A few of the massive manse's notable features include a double-height formal living room larger than some hotel lobbies, an ultra-modern imported kitchen, a trophy room, a beauty salon, a movie theater, and a 1,000 bottle wine cellar. There's also a lower level cigar lounge with walk-in humidor, an upstairs gentleman's lounge with doors that were originally in the original Playboy Mansion in Chicago, and—natch— a professional quality, full-court indoor basketball court and a commercial-scaled fitness center.
In addition to vast, tree-ringed lawns, a private pond, and a putting green, there's a stunning, perfectly circular if somewhat civic-looking dark bottom swimming pool with an off-center but also perfectly circular island of well-watered and perfectly-clipped lawn connected to the "mainland" terrace by a sleek arched bridge.
Despite the warm-hearted holiday seasons that are upon us Your Mama would bet both our long-bodied bitches, Linda and Beverly, that several if not scads and scores of the children feel the awful but inviting tug of celebrity real estate schadenfreude over Mister Jordan's Legend Point woes. However, puppies, we're certain Mister Jordan could give a shit because he's rich as the damn pope. According to Forbes he still hauls in an estimated $80 million a year so, even thought we're sure he'd prefer to sell, he can well afford to keep and maintain his super-sized house in the 'burbs of Chicago house for as long as it takes until someone comes along and takes its high-maintenance hulkitude off his hands.

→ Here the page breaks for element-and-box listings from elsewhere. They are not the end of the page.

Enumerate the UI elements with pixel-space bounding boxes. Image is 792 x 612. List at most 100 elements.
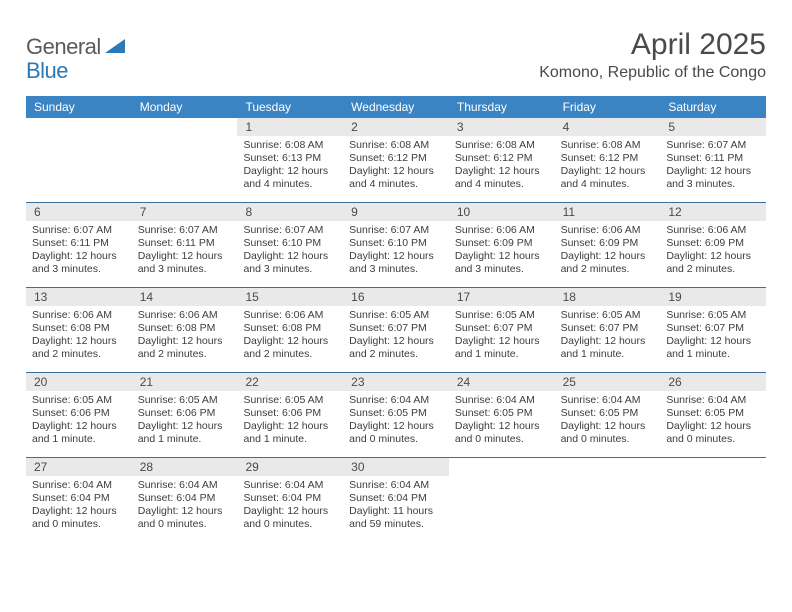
dow-thursday: Thursday <box>449 96 555 118</box>
calendar-cell: 26Sunrise: 6:04 AMSunset: 6:05 PMDayligh… <box>660 373 766 457</box>
calendar-cell: 30Sunrise: 6:04 AMSunset: 6:04 PMDayligh… <box>343 458 449 542</box>
day-details: Sunrise: 6:07 AMSunset: 6:11 PMDaylight:… <box>660 136 766 198</box>
day-number: 26 <box>660 373 766 391</box>
calendar-cell-empty: . <box>132 118 238 202</box>
day-details: Sunrise: 6:05 AMSunset: 6:06 PMDaylight:… <box>26 391 132 453</box>
calendar-cell: 13Sunrise: 6:06 AMSunset: 6:08 PMDayligh… <box>26 288 132 372</box>
calendar-cell: 11Sunrise: 6:06 AMSunset: 6:09 PMDayligh… <box>555 203 661 287</box>
calendar-cell-empty: . <box>660 458 766 542</box>
day-details: Sunrise: 6:07 AMSunset: 6:11 PMDaylight:… <box>132 221 238 283</box>
calendar-cell: 20Sunrise: 6:05 AMSunset: 6:06 PMDayligh… <box>26 373 132 457</box>
day-number: 17 <box>449 288 555 306</box>
brand-part2: Blue <box>26 58 68 83</box>
calendar-cell: 4Sunrise: 6:08 AMSunset: 6:12 PMDaylight… <box>555 118 661 202</box>
title-block: April 2025 Komono, Republic of the Congo <box>539 28 766 82</box>
day-details: Sunrise: 6:04 AMSunset: 6:05 PMDaylight:… <box>343 391 449 453</box>
calendar-cell: 7Sunrise: 6:07 AMSunset: 6:11 PMDaylight… <box>132 203 238 287</box>
calendar-cell: 6Sunrise: 6:07 AMSunset: 6:11 PMDaylight… <box>26 203 132 287</box>
day-number: 6 <box>26 203 132 221</box>
dow-wednesday: Wednesday <box>343 96 449 118</box>
calendar-cell: 27Sunrise: 6:04 AMSunset: 6:04 PMDayligh… <box>26 458 132 542</box>
calendar-cell: 5Sunrise: 6:07 AMSunset: 6:11 PMDaylight… <box>660 118 766 202</box>
brand-triangle-icon <box>105 37 125 58</box>
day-details: Sunrise: 6:05 AMSunset: 6:07 PMDaylight:… <box>449 306 555 368</box>
day-details: Sunrise: 6:04 AMSunset: 6:04 PMDaylight:… <box>343 476 449 538</box>
calendar-page: General April 2025 Komono, Republic of t… <box>0 0 792 542</box>
day-details: Sunrise: 6:07 AMSunset: 6:10 PMDaylight:… <box>343 221 449 283</box>
brand-part1: General <box>26 34 101 60</box>
calendar-cell-empty: . <box>26 118 132 202</box>
day-details: Sunrise: 6:05 AMSunset: 6:07 PMDaylight:… <box>660 306 766 368</box>
day-number: 30 <box>343 458 449 476</box>
calendar-cell: 24Sunrise: 6:04 AMSunset: 6:05 PMDayligh… <box>449 373 555 457</box>
day-number: 18 <box>555 288 661 306</box>
day-number: 3 <box>449 118 555 136</box>
day-number: 19 <box>660 288 766 306</box>
day-details: Sunrise: 6:04 AMSunset: 6:04 PMDaylight:… <box>132 476 238 538</box>
calendar-cell: 2Sunrise: 6:08 AMSunset: 6:12 PMDaylight… <box>343 118 449 202</box>
day-details: Sunrise: 6:06 AMSunset: 6:08 PMDaylight:… <box>237 306 343 368</box>
day-details: Sunrise: 6:05 AMSunset: 6:06 PMDaylight:… <box>237 391 343 453</box>
day-number: 28 <box>132 458 238 476</box>
calendar-cell-empty: . <box>555 458 661 542</box>
weeks-container: ..1Sunrise: 6:08 AMSunset: 6:13 PMDaylig… <box>26 118 766 542</box>
week-row: 6Sunrise: 6:07 AMSunset: 6:11 PMDaylight… <box>26 203 766 288</box>
header: General April 2025 Komono, Republic of t… <box>26 28 766 82</box>
calendar-cell: 16Sunrise: 6:05 AMSunset: 6:07 PMDayligh… <box>343 288 449 372</box>
day-details: Sunrise: 6:05 AMSunset: 6:06 PMDaylight:… <box>132 391 238 453</box>
day-number: 12 <box>660 203 766 221</box>
brand-logo: General <box>26 28 127 60</box>
day-details: Sunrise: 6:07 AMSunset: 6:11 PMDaylight:… <box>26 221 132 283</box>
day-number: 20 <box>26 373 132 391</box>
day-number: 1 <box>237 118 343 136</box>
day-details: Sunrise: 6:08 AMSunset: 6:13 PMDaylight:… <box>237 136 343 198</box>
dow-friday: Friday <box>555 96 661 118</box>
day-details: Sunrise: 6:04 AMSunset: 6:04 PMDaylight:… <box>26 476 132 538</box>
day-details: Sunrise: 6:06 AMSunset: 6:09 PMDaylight:… <box>449 221 555 283</box>
day-number: 23 <box>343 373 449 391</box>
calendar-cell: 12Sunrise: 6:06 AMSunset: 6:09 PMDayligh… <box>660 203 766 287</box>
day-details: Sunrise: 6:08 AMSunset: 6:12 PMDaylight:… <box>555 136 661 198</box>
day-details: Sunrise: 6:05 AMSunset: 6:07 PMDaylight:… <box>555 306 661 368</box>
calendar-cell: 17Sunrise: 6:05 AMSunset: 6:07 PMDayligh… <box>449 288 555 372</box>
day-details: Sunrise: 6:04 AMSunset: 6:04 PMDaylight:… <box>237 476 343 538</box>
day-details: Sunrise: 6:06 AMSunset: 6:08 PMDaylight:… <box>132 306 238 368</box>
week-row: 13Sunrise: 6:06 AMSunset: 6:08 PMDayligh… <box>26 288 766 373</box>
calendar-cell: 23Sunrise: 6:04 AMSunset: 6:05 PMDayligh… <box>343 373 449 457</box>
day-number: 7 <box>132 203 238 221</box>
week-row: 20Sunrise: 6:05 AMSunset: 6:06 PMDayligh… <box>26 373 766 458</box>
day-details: Sunrise: 6:06 AMSunset: 6:09 PMDaylight:… <box>555 221 661 283</box>
brand-part2-wrap: Blue <box>26 58 68 84</box>
day-number: 4 <box>555 118 661 136</box>
day-details: Sunrise: 6:08 AMSunset: 6:12 PMDaylight:… <box>343 136 449 198</box>
calendar-cell: 21Sunrise: 6:05 AMSunset: 6:06 PMDayligh… <box>132 373 238 457</box>
day-details: Sunrise: 6:08 AMSunset: 6:12 PMDaylight:… <box>449 136 555 198</box>
day-number: 13 <box>26 288 132 306</box>
day-details: Sunrise: 6:04 AMSunset: 6:05 PMDaylight:… <box>555 391 661 453</box>
day-number: 25 <box>555 373 661 391</box>
day-number: 9 <box>343 203 449 221</box>
calendar-cell-empty: . <box>449 458 555 542</box>
day-number: 21 <box>132 373 238 391</box>
calendar-cell: 14Sunrise: 6:06 AMSunset: 6:08 PMDayligh… <box>132 288 238 372</box>
day-details: Sunrise: 6:06 AMSunset: 6:09 PMDaylight:… <box>660 221 766 283</box>
calendar-cell: 3Sunrise: 6:08 AMSunset: 6:12 PMDaylight… <box>449 118 555 202</box>
dow-sunday: Sunday <box>26 96 132 118</box>
day-number: 16 <box>343 288 449 306</box>
calendar-cell: 10Sunrise: 6:06 AMSunset: 6:09 PMDayligh… <box>449 203 555 287</box>
calendar-cell: 29Sunrise: 6:04 AMSunset: 6:04 PMDayligh… <box>237 458 343 542</box>
day-details: Sunrise: 6:06 AMSunset: 6:08 PMDaylight:… <box>26 306 132 368</box>
day-number: 2 <box>343 118 449 136</box>
dow-tuesday: Tuesday <box>237 96 343 118</box>
day-details: Sunrise: 6:04 AMSunset: 6:05 PMDaylight:… <box>449 391 555 453</box>
week-row: ..1Sunrise: 6:08 AMSunset: 6:13 PMDaylig… <box>26 118 766 203</box>
calendar-cell: 18Sunrise: 6:05 AMSunset: 6:07 PMDayligh… <box>555 288 661 372</box>
calendar-cell: 15Sunrise: 6:06 AMSunset: 6:08 PMDayligh… <box>237 288 343 372</box>
location-subtitle: Komono, Republic of the Congo <box>539 64 766 82</box>
dow-saturday: Saturday <box>660 96 766 118</box>
day-number: 24 <box>449 373 555 391</box>
day-number: 15 <box>237 288 343 306</box>
week-row: 27Sunrise: 6:04 AMSunset: 6:04 PMDayligh… <box>26 458 766 542</box>
day-number: 22 <box>237 373 343 391</box>
day-details: Sunrise: 6:04 AMSunset: 6:05 PMDaylight:… <box>660 391 766 453</box>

A brief (and very possibly incomplete) run down of Mister Jordan's residential real estate portfolio includes a 28,000 square foot custom-built compound in a swanky, guard-gated golf community in Jupiter, FL; a pair of penthouse pads in downtown Charlotte, NC—where he owns the Charlotte Bobcats; an 8,000 square foot ski chalet in Park City, UT; and a 12,000_ square foot lake-front mansion in Cornelius, NC that he scooped up in February of this year (2013) for $2.8 million.